2011年に東日本大震災で甚大な被害を受け、死者数死者4675人、行方不明者1122人(2020年6月10日時点、警視庁)の人的被害を被った岩手県。その教訓を生かし、危機管理に秀でた達増拓也知事が陣頭指揮を執り、県民は新型コロナウイルスに立ち向かいました。現在も感染者は0人ですが、感染者が出た場合の備えも整っていると言います。まいどなニュースは同知事に、列島が極端なマスク不足に陥ったころに講じた対策に加え、政府や東京都、大阪府の対策についても話を聞きました。

手作り布マスクは30種類

――知事が布マスクを使い始めたのも早かったと思うのですが。

達増拓也知事(以下、達増知事) 2月頃から布マスクを使っていました。市販の不織布マスクが全然店頭に並んでいない、マスク不足だと言われるようになった頃です。「では、手作りマスクにします」と言って使い始めました。

日本のマスクの8割くらいは中国からの輸入に頼っていたということだったので、小売や流通からマスクがなくなるのは当然だし、当分回復しないと思ったのです。一方で、医療の現場には医療用マスクが必要でした。一般の人たちが普段の生活や職場で使うのは、基本的に手作りマスクにしましょうと言いました。

呼びかけの主旨を理解してもらうためにも手作りマスクを使うようにしたのです。岩手では農家の人たちがマスクを作って産直市場・道の駅で売るのが結構盛んでしたし、手芸が趣味の人たちが手作りマスクを作って手芸の店などで売るなど、結構あちらこちらで販売されていたのです。

――知事はどんなマスクをお使いなのでしょうか。

達増知事 私は30種類くらい手元に持っているので、それを代わる代わる着けています。今日は一関市の老舗の染物店「京屋染物店」の手ぬぐいマスクをしています。

――柄も素敵ですね。

達増知事 これは青海波(せいがいは)といって未来永劫、平和な暮らしが続くようにという意味のある柄なんです。

危機管理には「絶対に成功させるという覚悟」と根回しが不可欠

――日本政府の対策についてはどのように思われますか。

達増知事 アベノマスクの配布や3月2日からの全国一斉休校など、官邸側近や総理と一部の人たちだけで決めたことが、その後問題になったり困難を引き起こしたりしました。

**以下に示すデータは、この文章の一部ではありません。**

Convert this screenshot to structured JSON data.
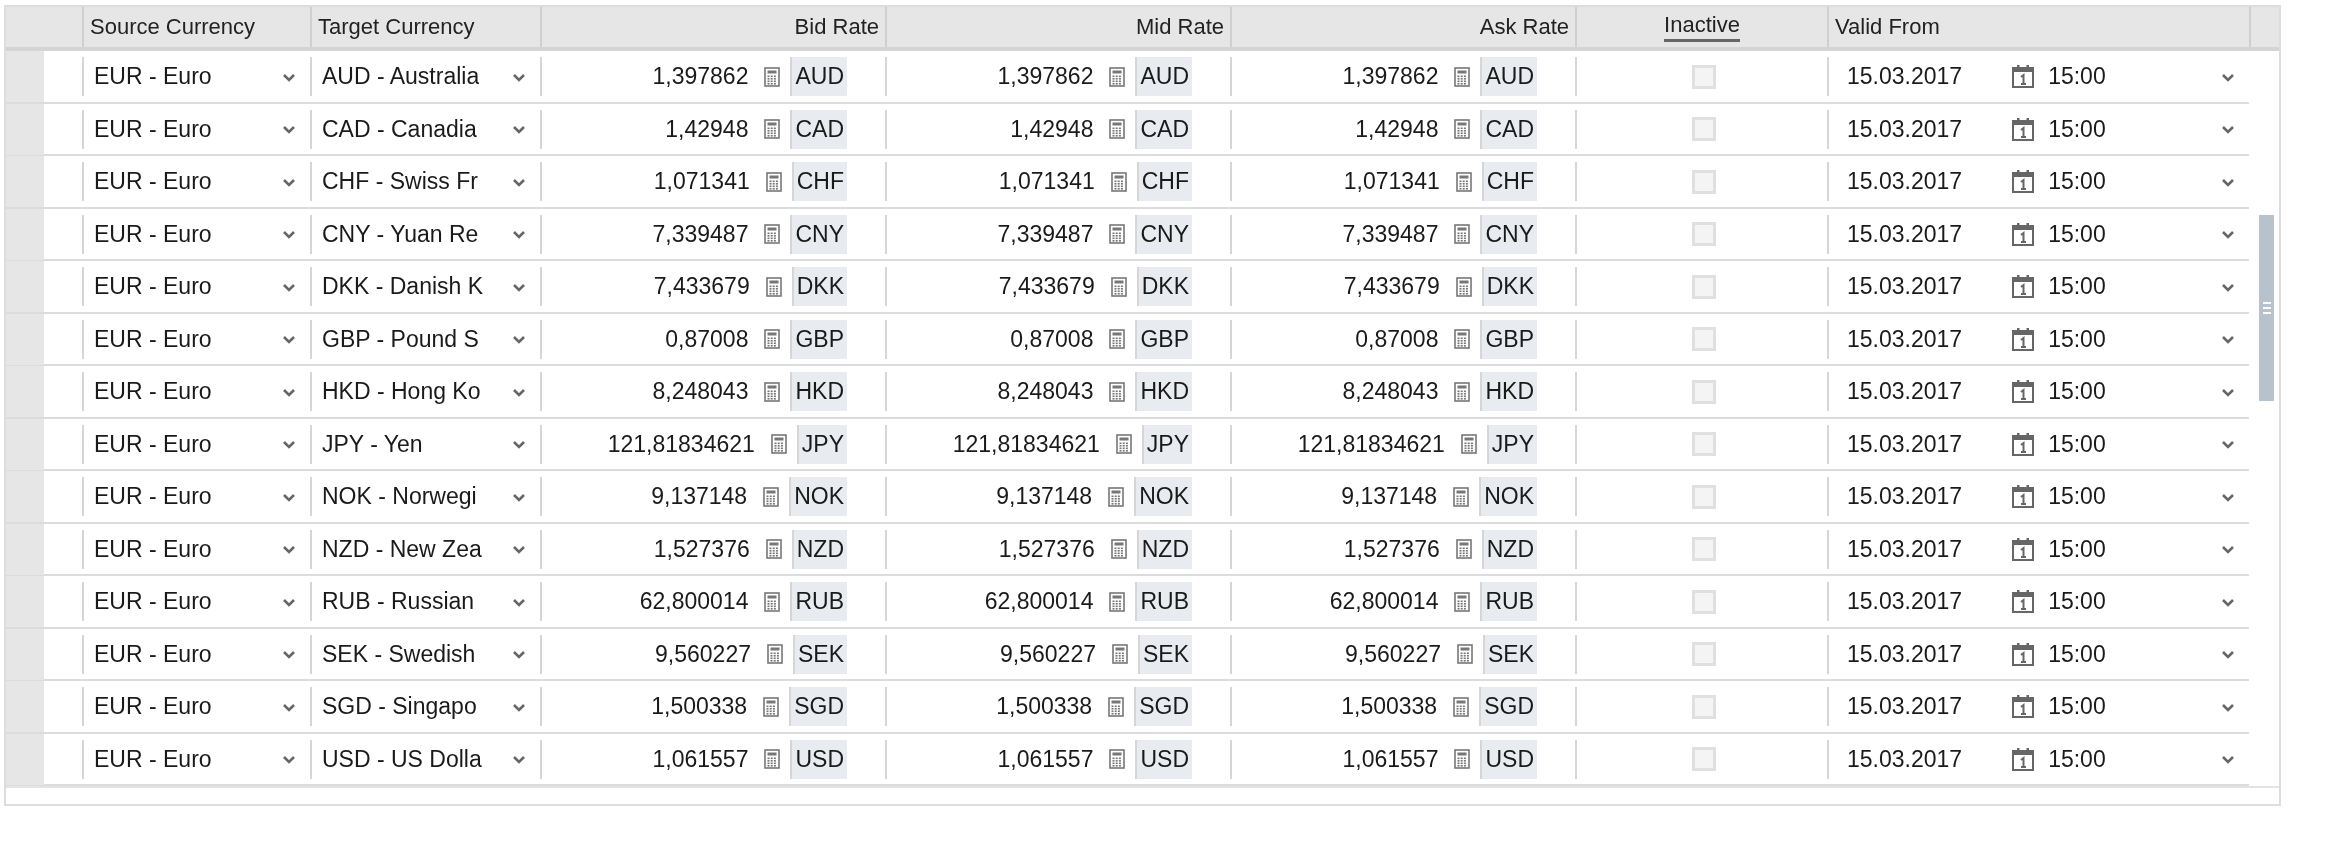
{
  "table": {
    "columns": [
      {
        "label": "Source Currency",
        "kind": "select"
      },
      {
        "label": "Target Currency",
        "kind": "select"
      },
      {
        "label": "Bid Rate",
        "kind": "rate"
      },
      {
        "label": "Mid Rate",
        "kind": "rate"
      },
      {
        "label": "Ask Rate",
        "kind": "rate"
      },
      {
        "label": "Inactive",
        "kind": "check"
      },
      {
        "label": "Valid From",
        "kind": "datetime"
      }
    ],
    "rows": [
      {
        "source": "EUR - Euro",
        "target": "AUD - Australia",
        "bid": {
          "value": "1,397862",
          "currency": "AUD"
        },
        "mid": {
          "value": "1,397862",
          "currency": "AUD"
        },
        "ask": {
          "value": "1,397862",
          "currency": "AUD"
        },
        "inactive": false,
        "valid_date": "15.03.2017",
        "valid_time": "15:00"
      },
      {
        "source": "EUR - Euro",
        "target": "CAD - Canadia",
        "bid": {
          "value": "1,42948",
          "currency": "CAD"
        },
        "mid": {
          "value": "1,42948",
          "currency": "CAD"
        },
        "ask": {
          "value": "1,42948",
          "currency": "CAD"
        },
        "inactive": false,
        "valid_date": "15.03.2017",
        "valid_time": "15:00"
      },
      {
        "source": "EUR - Euro",
        "target": "CHF - Swiss Fr",
        "bid": {
          "value": "1,071341",
          "currency": "CHF"
        },
        "mid": {
          "value": "1,071341",
          "currency": "CHF"
        },
        "ask": {
          "value": "1,071341",
          "currency": "CHF"
        },
        "inactive": false,
        "valid_date": "15.03.2017",
        "valid_time": "15:00"
      },
      {
        "source": "EUR - Euro",
        "target": "CNY - Yuan Re",
        "bid": {
          "value": "7,339487",
          "currency": "CNY"
        },
        "mid": {
          "value": "7,339487",
          "currency": "CNY"
        },
        "ask": {
          "value": "7,339487",
          "currency": "CNY"
        },
        "inactive": false,
        "valid_date": "15.03.2017",
        "valid_time": "15:00"
      },
      {
        "source": "EUR - Euro",
        "target": "DKK - Danish K",
        "bid": {
          "value": "7,433679",
          "currency": "DKK"
        },
        "mid": {
          "value": "7,433679",
          "currency": "DKK"
        },
        "ask": {
          "value": "7,433679",
          "currency": "DKK"
        },
        "inactive": false,
        "valid_date": "15.03.2017",
        "valid_time": "15:00"
      },
      {
        "source": "EUR - Euro",
        "target": "GBP - Pound S",
        "bid": {
          "value": "0,87008",
          "currency": "GBP"
        },
        "mid": {
          "value": "0,87008",
          "currency": "GBP"
        },
        "ask": {
          "value": "0,87008",
          "currency": "GBP"
        },
        "inactive": false,
        "valid_date": "15.03.2017",
        "valid_time": "15:00"
      },
      {
        "source": "EUR - Euro",
        "target": "HKD - Hong Ko",
        "bid": {
          "value": "8,248043",
          "currency": "HKD"
        },
        "mid": {
          "value": "8,248043",
          "currency": "HKD"
        },
        "ask": {
          "value": "8,248043",
          "currency": "HKD"
        },
        "inactive": false,
        "valid_date": "15.03.2017",
        "valid_time": "15:00"
      },
      {
        "source": "EUR - Euro",
        "target": "JPY - Yen",
        "bid": {
          "value": "121,81834621",
          "currency": "JPY"
        },
        "mid": {
          "value": "121,81834621",
          "currency": "JPY"
        },
        "ask": {
          "value": "121,81834621",
          "currency": "JPY"
        },
        "inactive": false,
        "valid_date": "15.03.2017",
        "valid_time": "15:00"
      },
      {
        "source": "EUR - Euro",
        "target": "NOK - Norwegi",
        "bid": {
          "value": "9,137148",
          "currency": "NOK"
        },
        "mid": {
          "value": "9,137148",
          "currency": "NOK"
        },
        "ask": {
          "value": "9,137148",
          "currency": "NOK"
        },
        "inactive": false,
        "valid_date": "15.03.2017",
        "valid_time": "15:00"
      },
      {
        "source": "EUR - Euro",
        "target": "NZD - New Zea",
        "bid": {
          "value": "1,527376",
          "currency": "NZD"
        },
        "mid": {
          "value": "1,527376",
          "currency": "NZD"
        },
        "ask": {
          "value": "1,527376",
          "currency": "NZD"
        },
        "inactive": false,
        "valid_date": "15.03.2017",
        "valid_time": "15:00"
      },
      {
        "source": "EUR - Euro",
        "target": "RUB - Russian",
        "bid": {
          "value": "62,800014",
          "currency": "RUB"
        },
        "mid": {
          "value": "62,800014",
          "currency": "RUB"
        },
        "ask": {
          "value": "62,800014",
          "currency": "RUB"
        },
        "inactive": false,
        "valid_date": "15.03.2017",
        "valid_time": "15:00"
      },
      {
        "source": "EUR - Euro",
        "target": "SEK - Swedish",
        "bid": {
          "value": "9,560227",
          "currency": "SEK"
        },
        "mid": {
          "value": "9,560227",
          "currency": "SEK"
        },
        "ask": {
          "value": "9,560227",
          "currency": "SEK"
        },
        "inactive": false,
        "valid_date": "15.03.2017",
        "valid_time": "15:00"
      },
      {
        "source": "EUR - Euro",
        "target": "SGD - Singapo",
        "bid": {
          "value": "1,500338",
          "currency": "SGD"
        },
        "mid": {
          "value": "1,500338",
          "currency": "SGD"
        },
        "ask": {
          "value": "1,500338",
          "currency": "SGD"
        },
        "inactive": false,
        "valid_date": "15.03.2017",
        "valid_time": "15:00"
      },
      {
        "source": "EUR - Euro",
        "target": "USD - US Dolla",
        "bid": {
          "value": "1,061557",
          "currency": "USD"
        },
        "mid": {
          "value": "1,061557",
          "currency": "USD"
        },
        "ask": {
          "value": "1,061557",
          "currency": "USD"
        },
        "inactive": false,
        "valid_date": "15.03.2017",
        "valid_time": "15:00"
      }
    ]
  }
}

一律10万円給付するというアイデアが当初からあったにも関わらず、官邸側近との話し合いの中、条件付きで30万円にしたというように聞いています。その後、野党や公明党の意見を聞いて再び一律10万円に戻した。やはり、多くの人たちの意見を聞きながら物事を決めていくことが大事なのだと思います。

――東京都や大阪府の対策についてはいかがでしょうか。

達増知事 岩手県と違って感染者も大勢いますし、病院も危機的状況となって大変だろうなと思いながら拝見していました。

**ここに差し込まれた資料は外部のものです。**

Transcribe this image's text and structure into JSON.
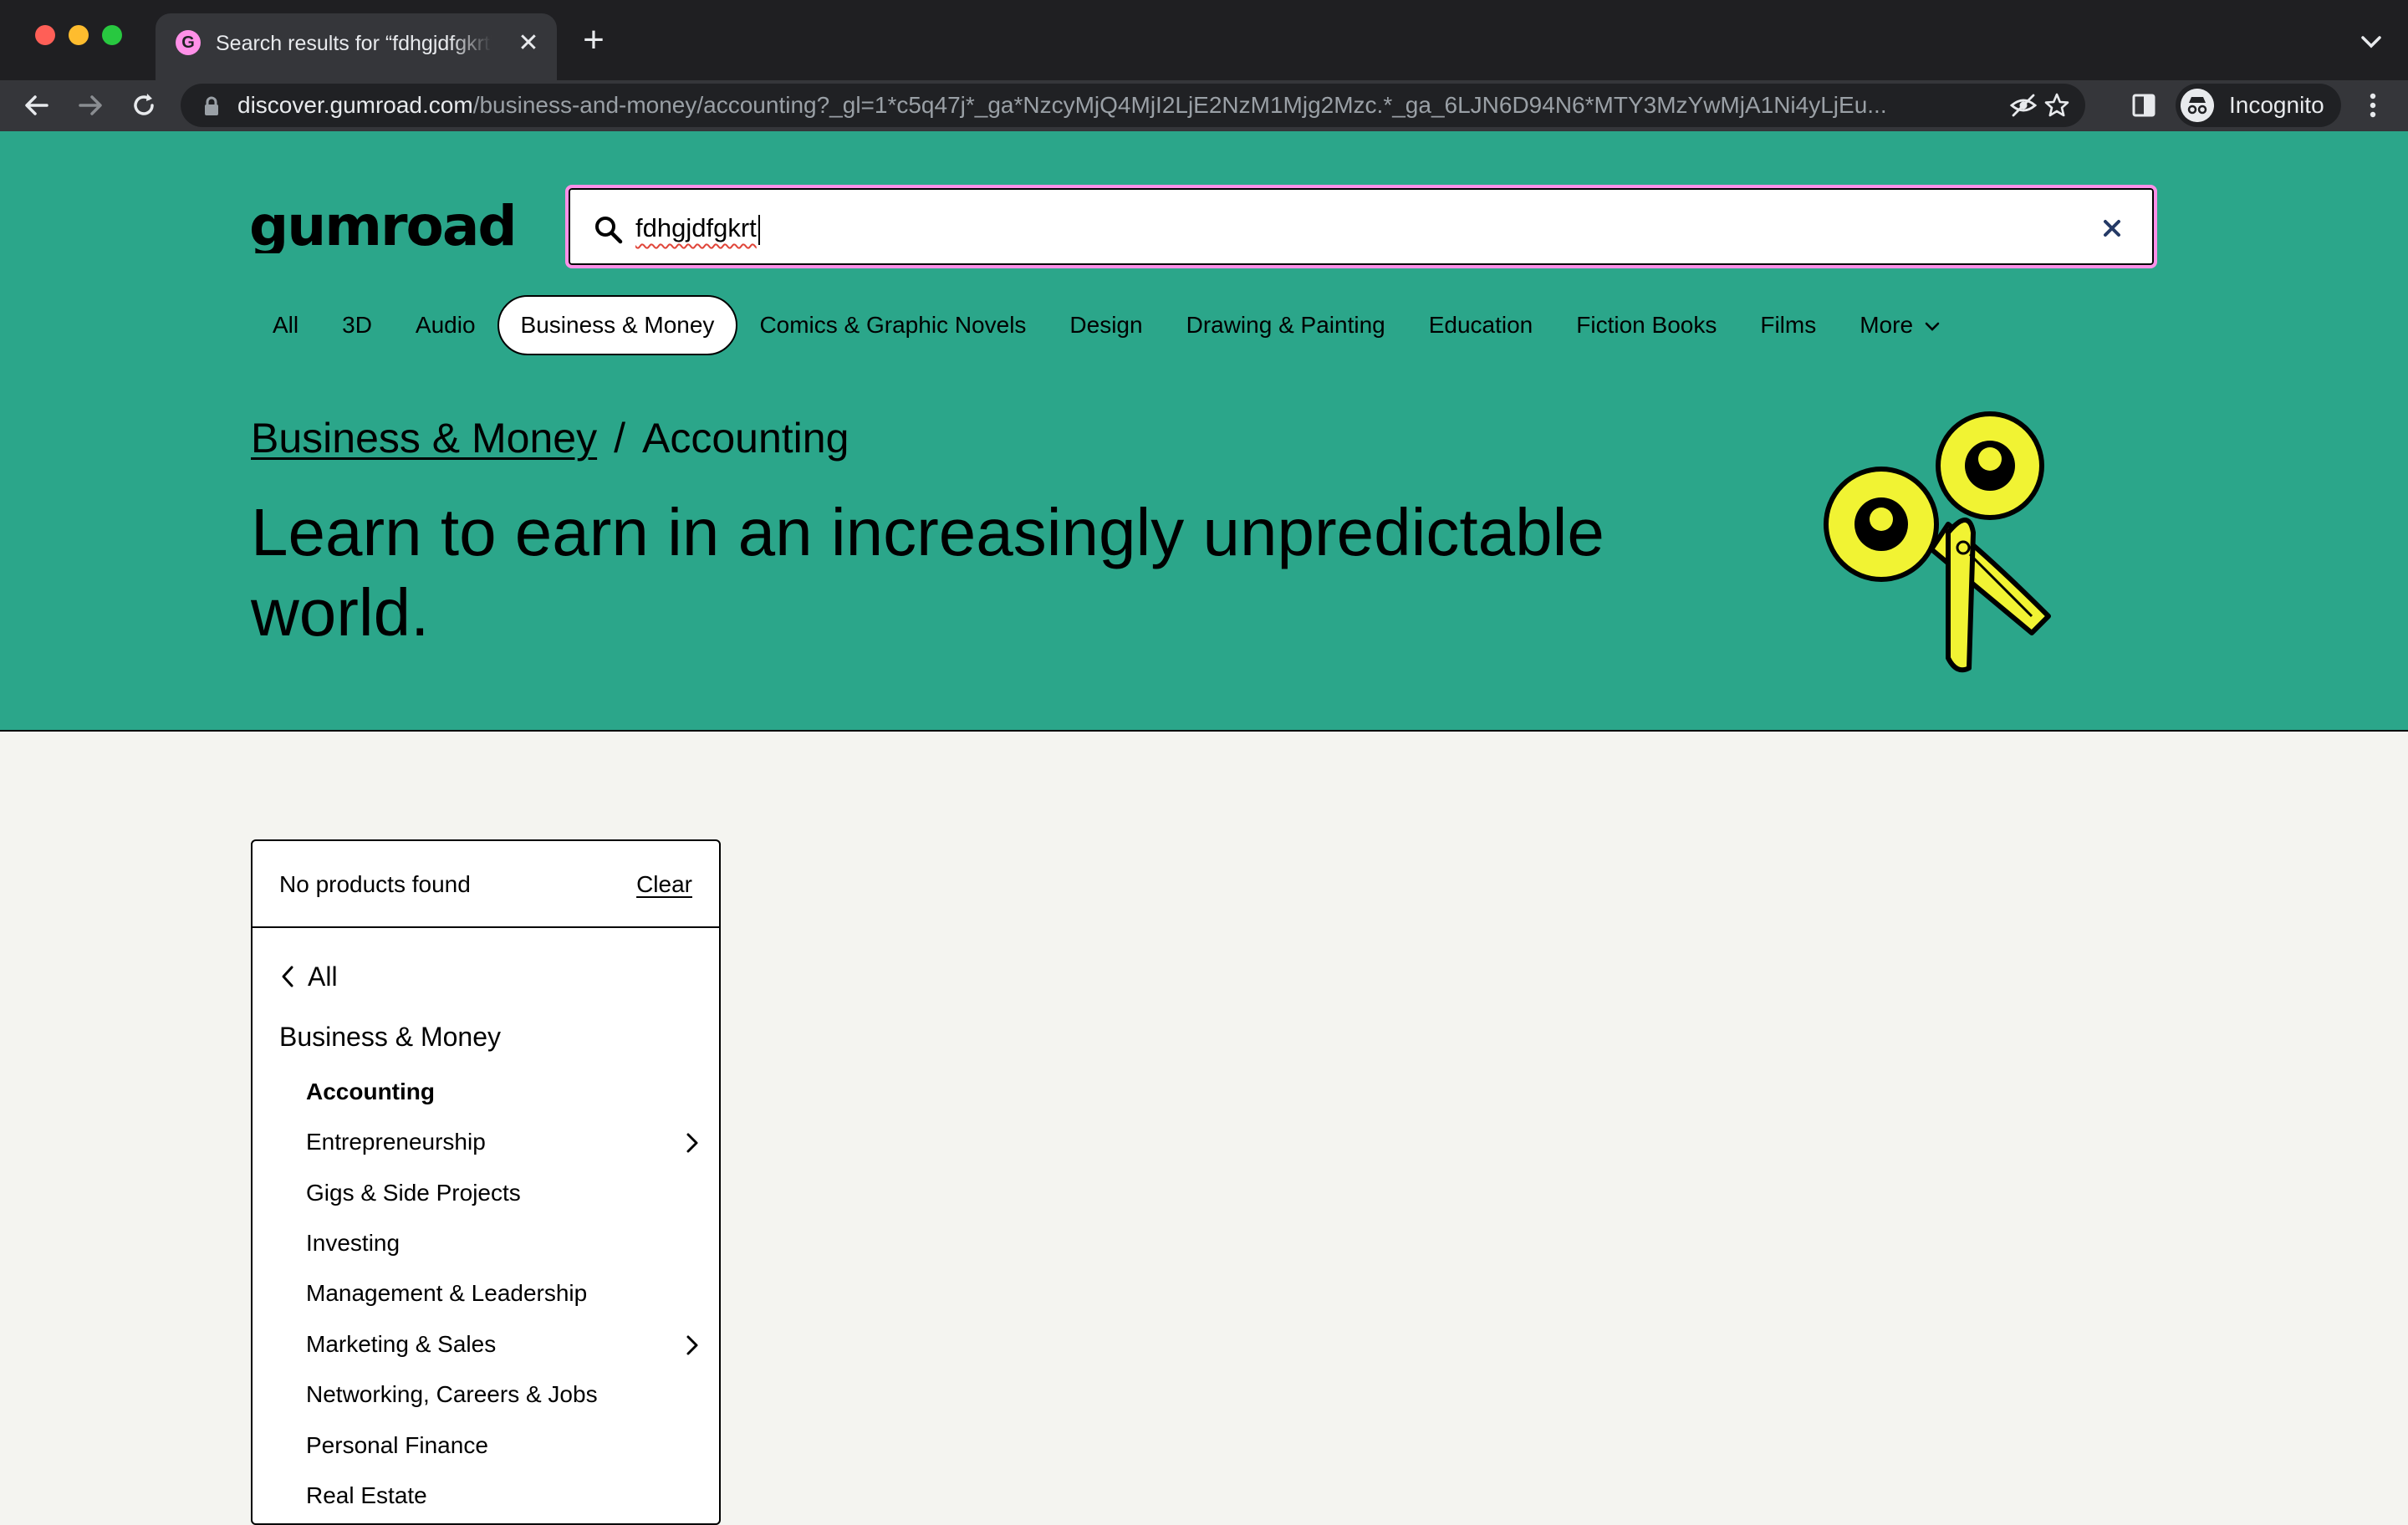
{
  "browser": {
    "tab_title": "Search results for “fdhgjdfgkrt”",
    "tab_favicon_letter": "G",
    "url_host": "discover.gumroad.com",
    "url_path": "/business-and-money/accounting?_gl=1*c5q47j*_ga*NzcyMjQ4MjI2LjE2NzM1Mjg2Mzc.*_ga_6LJN6D94N6*MTY3MzYwMjA1Ni4yLjEu...",
    "profile_label": "Incognito"
  },
  "header": {
    "logo_text": "gumroad",
    "search_value": "fdhgjdfgkrt",
    "categories": [
      "All",
      "3D",
      "Audio",
      "Business & Money",
      "Comics & Graphic Novels",
      "Design",
      "Drawing & Painting",
      "Education",
      "Fiction Books",
      "Films",
      "More"
    ],
    "active_category": "Business & Money"
  },
  "hero": {
    "breadcrumb_parent": "Business & Money",
    "breadcrumb_separator": "/",
    "breadcrumb_current": "Accounting",
    "headline": "Learn to earn in an increasingly unpredictable world."
  },
  "filters": {
    "status": "No products found",
    "clear_label": "Clear",
    "back_label": "All",
    "parent_label": "Business & Money",
    "subcategories": [
      {
        "label": "Accounting",
        "selected": true,
        "has_children": false
      },
      {
        "label": "Entrepreneurship",
        "selected": false,
        "has_children": true
      },
      {
        "label": "Gigs & Side Projects",
        "selected": false,
        "has_children": false
      },
      {
        "label": "Investing",
        "selected": false,
        "has_children": false
      },
      {
        "label": "Management & Leadership",
        "selected": false,
        "has_children": false
      },
      {
        "label": "Marketing & Sales",
        "selected": false,
        "has_children": true
      },
      {
        "label": "Networking, Careers & Jobs",
        "selected": false,
        "has_children": false
      },
      {
        "label": "Personal Finance",
        "selected": false,
        "has_children": false
      },
      {
        "label": "Real Estate",
        "selected": false,
        "has_children": false
      }
    ]
  },
  "colors": {
    "brand_teal": "#2ba68a",
    "accent_pink": "#ff90e8",
    "illustration_yellow": "#f1f333"
  }
}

やはり専門家の意見や多くの人たちの意見を参考にしながら決めて進めていくとうまくいくのだと思います。一部、政府との調整をあまりしないまま決めたりすると後からバタバタするのかなと思いながら見ていました。

危機管理は「やると決めたら絶対に成功」させなければなりません。必ず成功するように根回しはきちんとやったほうがいい。